In mathematics, function evaluation involves calculating the value of a function for a specified input. To do this, you simply substitute the input into the function's formula in place of the variable.
For example, with a quadratic function like \( f(x) = x^2 - 3x + 1 \), evaluating the function at a specific point involves replacing \( x \) with that point's value.
This is done to determine the output or function value. In our exercise, we're tasked with finding \( f(2\alpha) \) and \( f(\alpha) \).
Here’s how:

• For \( f(2\alpha) \), substitute \( 2\alpha \) wherever there's an \( x \) in the function, giving \( (2\alpha)^2 - 3(2\alpha) + 1 = 4\alpha^2 - 6\alpha + 1 \).
• Similarly, for \( f(\alpha) \), substitute \( \alpha \), resulting in \( \alpha^2 - 3\alpha + 1 \).

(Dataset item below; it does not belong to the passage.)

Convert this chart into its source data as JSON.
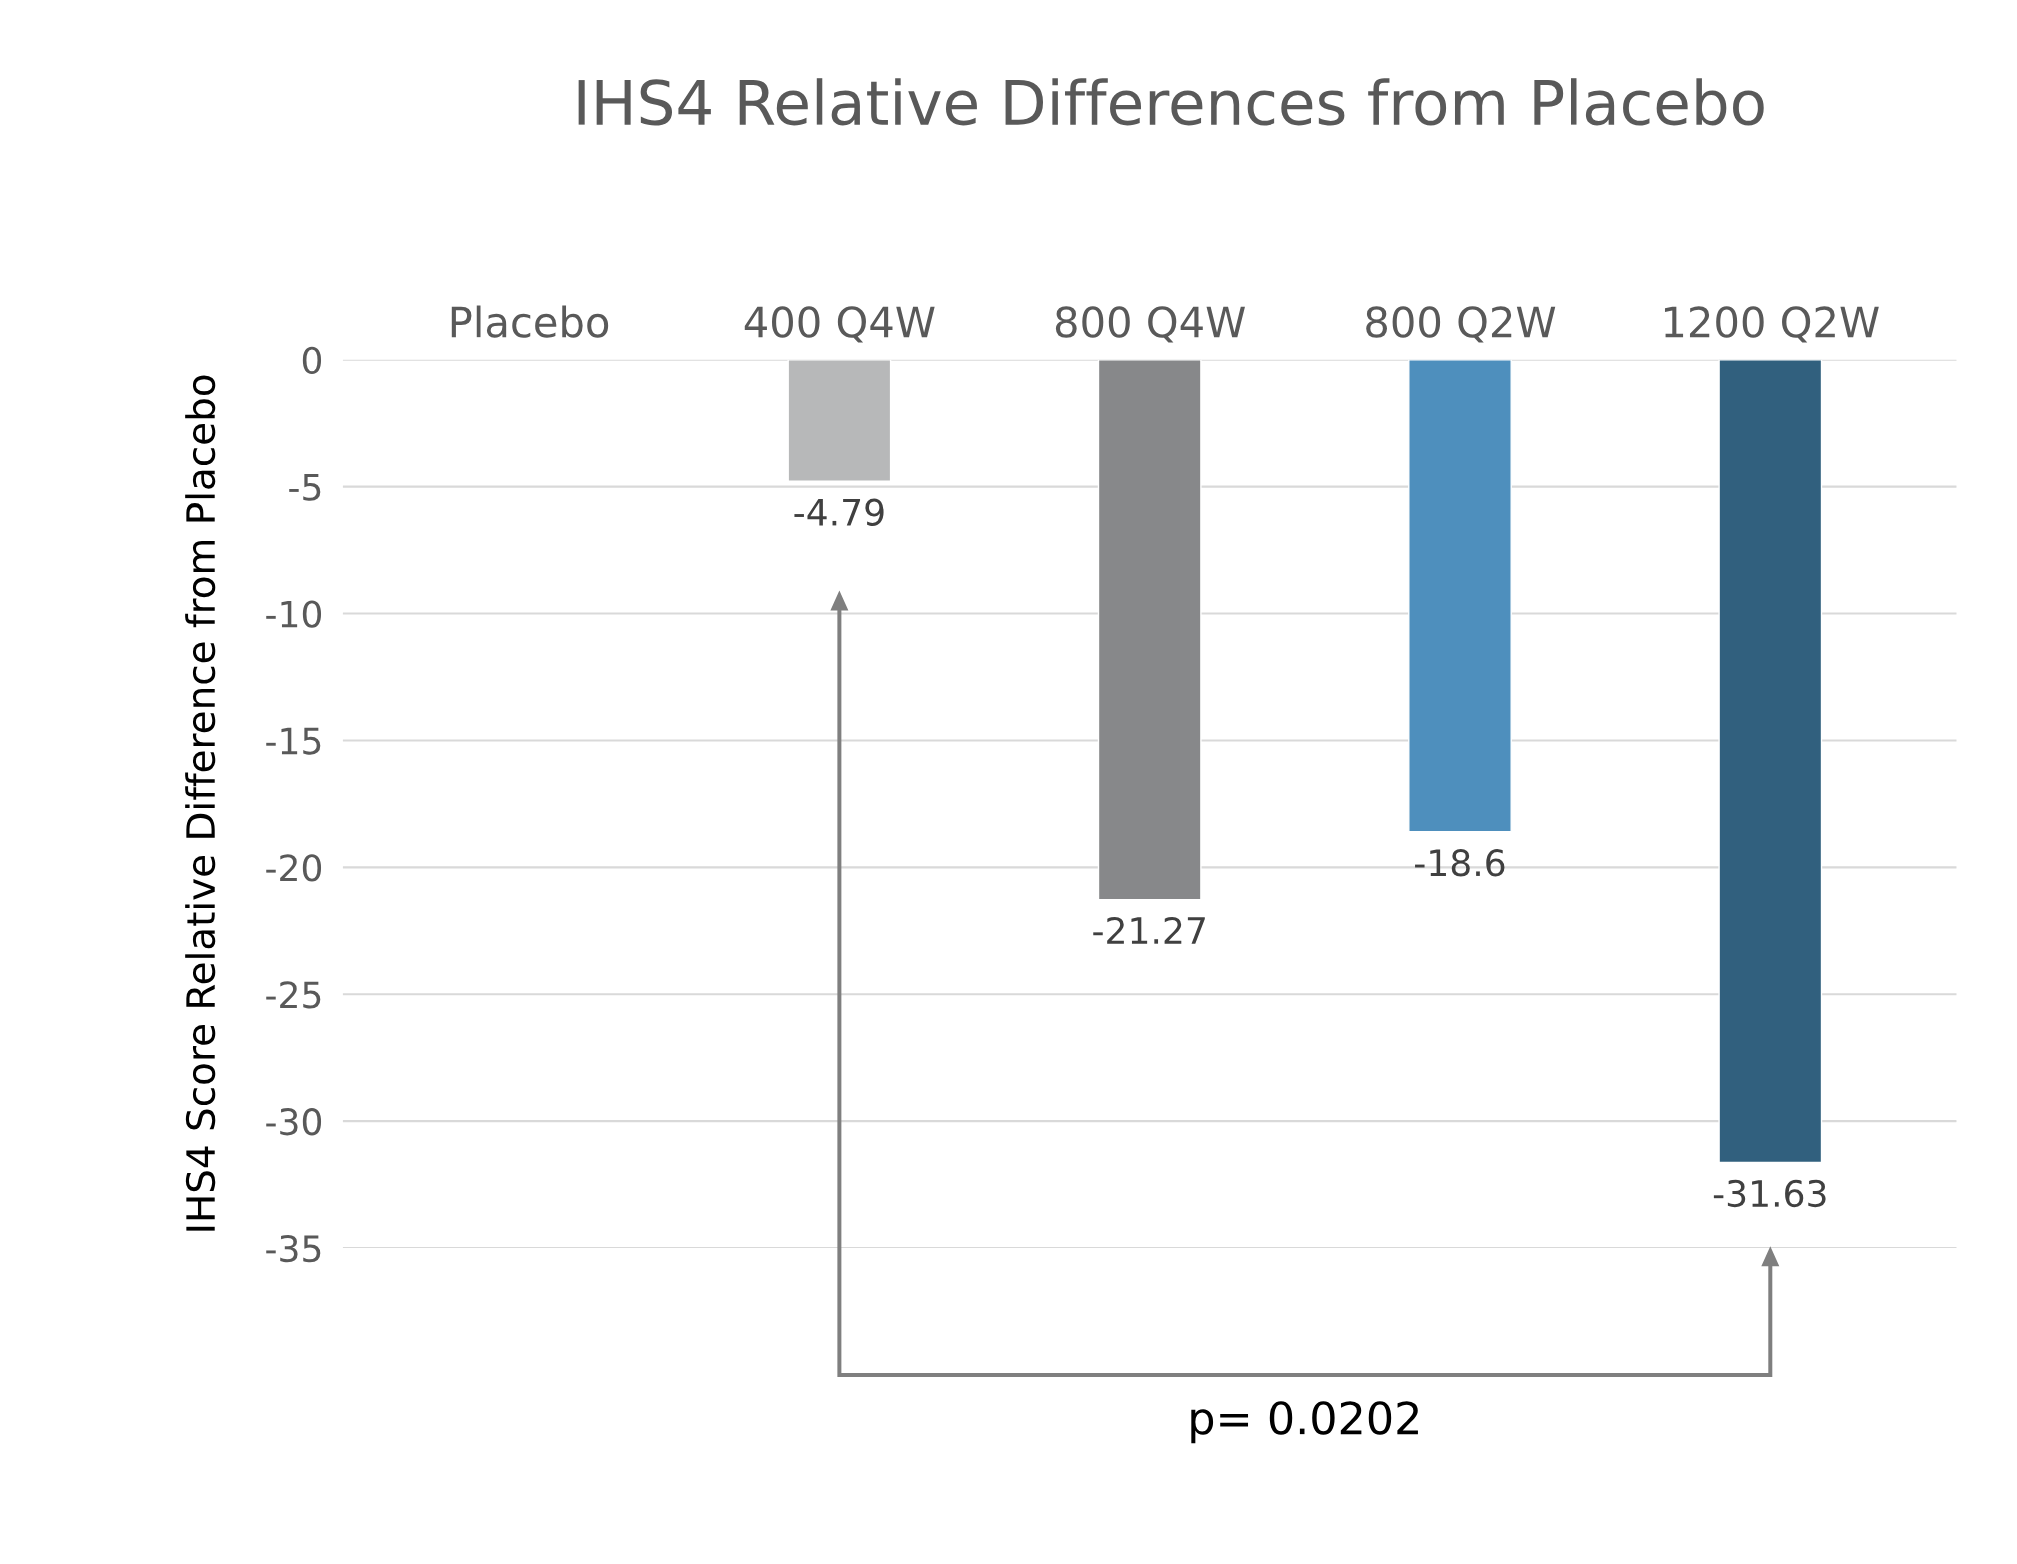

This step is crucial because it provides the equations needed to solve the problem and verify the conditions are met.

Algebraic manipulation involves rearranging and simplifying expressions or equations to reveal hidden values or relationships.
The heart of solving our exercise lies in proper algebraic manipulation.
Once you have established the expressions for \( f(2\alpha) \) and \( f(\alpha) \), it's time to manipulate them. Start with: - \( f(2\alpha) = 4\alpha^2 - 6\alpha + 1 \) - Double \( f(\alpha) \): \( 2(\alpha^2 - 3\alpha + 1) = 2\alpha^2 - 6\alpha + 2 \)Setting them equal, according to the problem condition \( f(2\alpha) = 2f(\alpha) \), you form the equation:
\[ 4\alpha^2 - 6\alpha + 1 = 2\alpha^2 - 6\alpha + 2 \]
This means you’ll need to:

• Subtract \( 2\alpha^2 - 6\alpha + 2 \) from \( 4\alpha^2 - 6\alpha + 1 \).
• Simplify to create a simpler quadratic equation: \( 2\alpha^2 - 1 = 0 \).

The ability to simplify such expressions is key in algebra, helping to easily find solutions.

Solving equations is about finding what values satisfy an equation.
In our case, solving the quadratic equation \( 2\alpha^2 - 1 = 0 \) involves finding the value or values of \( \alpha \) that make this true.
To solve for \( \alpha \), follow these logical steps:

• Rearrange the equation: \( 2\alpha^2 = 1 \). This isolates the term involving \( \alpha \) on one side of the equation.
• Divide by 2 to simplify: \( \alpha^2 = \frac{1}{2} \).
• Take the square root of both sides: \( \alpha = \pm \frac{1}{\sqrt{2}} \).

Thus, the solutions to the equation are \( \alpha = \frac{1}{\sqrt{2}} \) or \( \alpha = -\frac{1}{\sqrt{2}} \).
Both values satisfy the initial condition set in the original equation, \( f(2\alpha) = 2f(\alpha) \), meaning they are valid solutions. Effective equation solving is foundational in finding correct mathematical relationships.